The section "Safety life cycle" starts with mentioning the functional safety standards for electronic safety systems IEC 61511 and IEC 61508. But the author states that "to balance system design between safety and availability". Does the author really mean, that increased process safety means reduced system availability? I hope not! The author also seem to believe the analysis and realization phases of the process life cycle are more important than the operation phase. I respectfully disagree.

The section continue with stating, that the major to comply with IEC 61511 are SIF identification, SIF assessment, SIF design and SIF validation. However, when the author goes on to write "Risk assessment determines the required safety instrumented level (SIL)", then it leaves me with the impression, that the knowledge of IEC 61511 could be deeper. I also wonder why any discussion of the importance of company's allowable risk criteria, which are required to determine a safety integrity level, appear to be missing.

The physical components - input elements, logic solvers and output elements - of a safety instrumented system are correctly identified in the section "Basis of SIS design". But the sentence "...compenents are assessed for their complexity, inherent properties and behavioral uncertainty" I find very difficult to understand, and the same is the case with the sudden introduction of type A or B subsystems immediately following.

Unfortunately a direct error appear in Table 1, which list factors to be considered in SIS design. Here the third factor is "Keep PFDavg value of each SIF superior or greater than the targeted value" should be "lower than the targeted value". I am not an expert on the design of safety systems - that is why I read this article - and maybe that is why I find Figure 3 difficult to understand. Especially that PFDavg = SIL is a contributing factor for SIS voting. Maybe the word "voting" in Figure 3 should have been "design"?

Some times things are explained with a few more word than really needed, as in "..., PFDavg, as the probability of failure to perform the desired safety function when demanded". Most engineers would just write "..., PFDavg, the probability of failure on demand".

The following section titled "Contributing factors for SIS voting" first list all the factors / calculations, which enter into a SIS design, and the continues the discussion about safety versus availability without in my view making this so-called "balance" any clearer. However, I get the impression, that SIS voting is just choosing which XooY voting structure to implement.
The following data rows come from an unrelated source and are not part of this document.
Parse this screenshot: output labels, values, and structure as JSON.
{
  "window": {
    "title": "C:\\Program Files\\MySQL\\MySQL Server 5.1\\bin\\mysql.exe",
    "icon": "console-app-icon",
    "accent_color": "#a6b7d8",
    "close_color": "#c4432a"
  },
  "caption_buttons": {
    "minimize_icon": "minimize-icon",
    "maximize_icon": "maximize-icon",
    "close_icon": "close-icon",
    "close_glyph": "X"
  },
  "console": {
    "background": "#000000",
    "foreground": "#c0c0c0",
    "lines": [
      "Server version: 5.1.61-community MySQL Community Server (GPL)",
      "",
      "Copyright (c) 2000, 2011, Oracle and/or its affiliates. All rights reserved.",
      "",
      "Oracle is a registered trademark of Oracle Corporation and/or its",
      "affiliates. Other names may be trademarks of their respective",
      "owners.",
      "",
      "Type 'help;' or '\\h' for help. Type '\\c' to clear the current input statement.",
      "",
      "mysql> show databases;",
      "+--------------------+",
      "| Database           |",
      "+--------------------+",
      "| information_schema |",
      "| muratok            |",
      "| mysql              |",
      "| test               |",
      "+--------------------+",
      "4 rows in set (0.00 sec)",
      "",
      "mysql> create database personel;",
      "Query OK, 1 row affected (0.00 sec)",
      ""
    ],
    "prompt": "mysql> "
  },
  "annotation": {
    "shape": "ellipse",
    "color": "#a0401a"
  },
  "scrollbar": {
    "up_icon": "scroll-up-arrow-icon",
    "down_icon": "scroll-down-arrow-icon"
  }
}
Can it be that simple?

The final sections are titled "Other factors", "Effective factors to design an SIS" and "Other measures for SIS life cycle design". The first of these continue the discussion of voting structure after again listing a number of factors, which should be considered in SIS design. As far as I can tell the section "Effective factors to design an SIS" don't contain a single word relating to effective design as least from an engineering perspective. Final section "Other measures for SIS life cycle design" state the important and surprising fact, that "the optimum is the best design".

My conclusion is that the title of the article has very little relation to its content, and hence I recommend, that in stead of wasting time reading this article, then go directly to the book "Safety Instrumented System Verification" by William Goble and Harry Cheddie mentioned in the bibliography.

I other article mentioned at the start of this blog is better. It contains a nice case study of investigation of leakages in a boiler feed water system. But again I have difficulty seeing link between title and content. I appears the editors of HP want titles to be as broad as possible to increase readership. But aren't engineers smart enough to see through that? Maybe HP articles are not aimed at engineers?